Appropriate and ambitious target figures
The bill makes it mandatory for large NVs and BVs to set ‘appropriate and ambitious’ target figures to improve male/female ratios within boards, supervisory boards and ‘senior management’. Each company has to decide for itself for which category of senior management it will set a target figure. The Explanatory Memorandum with the bill refers to categories of employees in management positions, such as the executive committee or (first-tier and second-tier) senior management positions.
The term ‘appropriate’ refers to the fact that the target figure depends on the size of the board, the supervisory board and ‘senior management’, and of the existing male/female ratio within the company. The term ‘ambitious’ implies that the target figure should be aimed at a composition that is more balanced than the current composition. Therefore, the target figure cannot be zero.
A BV or NV is a large company if it meets at least two of the following three criteria:
- The value of its assets according to the balance sheet is more than EUR 20 million;
- The net turnover for the financial year is more than EUR 40 million;
- The average number of employees during the financial year is 250 or more.
The company has to prepare a plan to reach its self-determined targets. There is no penalty on failing to achieve the appropriate and ambitious target figures. However, the company must inform the Social and Economic Council (“SER”) each year within ten months after the end of the financial year of the numbers of men and women within the company’s board, supervisory board and ‘senior management’. The company must also be transparent about its targets by reporting a target figure, the plan for achieving these targets, and the extent to which the targets set in the previous financial year have been achieved. If one of the targets has not been achieved, the reasons for this should also be stated.

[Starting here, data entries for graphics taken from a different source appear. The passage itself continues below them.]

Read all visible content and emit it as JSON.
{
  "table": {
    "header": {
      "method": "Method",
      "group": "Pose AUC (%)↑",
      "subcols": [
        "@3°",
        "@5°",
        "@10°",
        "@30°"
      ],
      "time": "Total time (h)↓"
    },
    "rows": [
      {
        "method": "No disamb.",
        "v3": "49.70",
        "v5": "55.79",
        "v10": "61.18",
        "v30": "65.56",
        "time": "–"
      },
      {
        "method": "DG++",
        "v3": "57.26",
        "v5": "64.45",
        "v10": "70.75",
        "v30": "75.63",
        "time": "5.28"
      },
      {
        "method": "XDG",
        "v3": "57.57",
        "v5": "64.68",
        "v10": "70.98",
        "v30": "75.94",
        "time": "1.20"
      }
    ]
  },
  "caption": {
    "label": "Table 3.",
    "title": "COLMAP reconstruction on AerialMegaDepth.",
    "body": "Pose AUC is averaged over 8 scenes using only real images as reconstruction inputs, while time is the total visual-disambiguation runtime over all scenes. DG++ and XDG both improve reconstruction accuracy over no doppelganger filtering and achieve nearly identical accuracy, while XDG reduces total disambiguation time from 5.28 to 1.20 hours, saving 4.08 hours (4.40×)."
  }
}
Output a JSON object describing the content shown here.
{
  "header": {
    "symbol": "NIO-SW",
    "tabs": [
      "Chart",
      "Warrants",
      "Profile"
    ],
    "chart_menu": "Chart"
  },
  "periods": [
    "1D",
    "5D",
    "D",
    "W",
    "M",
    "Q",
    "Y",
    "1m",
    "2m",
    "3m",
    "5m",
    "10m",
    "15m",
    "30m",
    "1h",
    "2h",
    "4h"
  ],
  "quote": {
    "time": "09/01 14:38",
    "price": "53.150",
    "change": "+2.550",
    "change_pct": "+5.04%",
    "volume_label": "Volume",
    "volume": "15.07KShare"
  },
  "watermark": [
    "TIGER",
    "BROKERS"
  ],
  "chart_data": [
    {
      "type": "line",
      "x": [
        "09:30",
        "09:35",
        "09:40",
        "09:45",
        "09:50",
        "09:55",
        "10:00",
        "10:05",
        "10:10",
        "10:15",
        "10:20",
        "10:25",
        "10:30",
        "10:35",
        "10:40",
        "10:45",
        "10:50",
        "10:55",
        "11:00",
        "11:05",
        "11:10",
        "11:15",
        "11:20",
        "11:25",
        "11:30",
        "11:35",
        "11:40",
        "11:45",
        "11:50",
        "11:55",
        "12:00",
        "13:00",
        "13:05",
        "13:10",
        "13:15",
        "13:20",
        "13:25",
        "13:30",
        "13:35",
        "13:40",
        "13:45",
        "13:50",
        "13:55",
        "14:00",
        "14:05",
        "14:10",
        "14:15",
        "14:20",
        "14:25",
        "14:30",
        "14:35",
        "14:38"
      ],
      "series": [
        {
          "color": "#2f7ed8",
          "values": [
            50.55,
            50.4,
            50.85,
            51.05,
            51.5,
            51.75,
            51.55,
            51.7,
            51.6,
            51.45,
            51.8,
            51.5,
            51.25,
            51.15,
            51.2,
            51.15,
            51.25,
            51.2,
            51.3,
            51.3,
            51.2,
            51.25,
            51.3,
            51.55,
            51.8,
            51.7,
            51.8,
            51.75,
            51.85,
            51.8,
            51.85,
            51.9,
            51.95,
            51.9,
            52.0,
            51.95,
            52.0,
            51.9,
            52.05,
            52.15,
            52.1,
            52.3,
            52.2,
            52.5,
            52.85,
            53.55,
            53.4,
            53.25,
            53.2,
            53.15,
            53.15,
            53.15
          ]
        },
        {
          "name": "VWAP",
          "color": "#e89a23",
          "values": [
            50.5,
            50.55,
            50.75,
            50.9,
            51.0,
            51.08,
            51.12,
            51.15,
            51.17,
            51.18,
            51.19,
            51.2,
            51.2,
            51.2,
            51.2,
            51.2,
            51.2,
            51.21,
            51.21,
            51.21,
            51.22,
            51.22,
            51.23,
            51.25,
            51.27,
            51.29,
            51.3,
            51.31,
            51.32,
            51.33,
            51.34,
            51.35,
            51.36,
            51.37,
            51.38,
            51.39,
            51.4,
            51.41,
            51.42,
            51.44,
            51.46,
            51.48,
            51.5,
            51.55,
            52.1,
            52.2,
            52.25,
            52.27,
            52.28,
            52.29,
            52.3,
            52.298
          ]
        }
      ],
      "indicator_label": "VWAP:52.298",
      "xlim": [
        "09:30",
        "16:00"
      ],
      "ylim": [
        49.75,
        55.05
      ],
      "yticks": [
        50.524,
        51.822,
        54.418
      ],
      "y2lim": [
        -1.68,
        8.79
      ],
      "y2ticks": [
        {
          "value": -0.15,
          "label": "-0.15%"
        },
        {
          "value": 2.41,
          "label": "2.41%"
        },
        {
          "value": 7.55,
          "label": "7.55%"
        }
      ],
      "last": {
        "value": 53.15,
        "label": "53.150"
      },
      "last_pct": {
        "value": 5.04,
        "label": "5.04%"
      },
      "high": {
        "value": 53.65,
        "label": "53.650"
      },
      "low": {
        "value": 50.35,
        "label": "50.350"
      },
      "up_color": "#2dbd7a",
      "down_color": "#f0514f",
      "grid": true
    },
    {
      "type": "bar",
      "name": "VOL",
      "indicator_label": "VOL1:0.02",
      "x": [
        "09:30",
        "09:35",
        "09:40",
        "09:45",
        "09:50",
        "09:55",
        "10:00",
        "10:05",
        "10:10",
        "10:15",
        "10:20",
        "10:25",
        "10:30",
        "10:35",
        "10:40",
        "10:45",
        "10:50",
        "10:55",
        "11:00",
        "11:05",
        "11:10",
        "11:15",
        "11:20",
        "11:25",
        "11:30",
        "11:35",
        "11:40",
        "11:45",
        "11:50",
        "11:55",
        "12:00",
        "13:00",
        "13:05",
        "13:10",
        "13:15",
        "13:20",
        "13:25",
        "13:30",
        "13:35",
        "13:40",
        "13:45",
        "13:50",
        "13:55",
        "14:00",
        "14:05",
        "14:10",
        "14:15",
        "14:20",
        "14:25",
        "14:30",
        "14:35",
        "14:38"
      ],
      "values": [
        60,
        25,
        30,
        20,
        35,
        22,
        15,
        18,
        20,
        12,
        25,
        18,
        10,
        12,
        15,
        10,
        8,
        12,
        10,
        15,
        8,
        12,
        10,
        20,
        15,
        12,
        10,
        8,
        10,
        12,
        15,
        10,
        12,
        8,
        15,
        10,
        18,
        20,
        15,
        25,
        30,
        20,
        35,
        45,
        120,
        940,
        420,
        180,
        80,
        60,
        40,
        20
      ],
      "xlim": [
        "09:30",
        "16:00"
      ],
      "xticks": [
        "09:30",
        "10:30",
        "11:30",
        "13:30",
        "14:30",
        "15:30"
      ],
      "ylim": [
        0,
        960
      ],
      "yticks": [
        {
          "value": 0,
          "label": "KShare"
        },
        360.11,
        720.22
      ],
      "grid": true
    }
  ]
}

Period between 1 January 2020 and entry into force of new law
The legislator has not provided temporary legislation for the period between 1 January 2020 and the entry into effect of the new law. Nevertheless, companies would do wise to start paying attention to diversity within the board already, and to take into account the requirements of the bill, in anticipation of the new law and in view of the current interest in this topic in politics and the public debate. Besides, listed companies should carefully consider which supervisory director to appoint next, in order to prevent that the appointment will be nullified.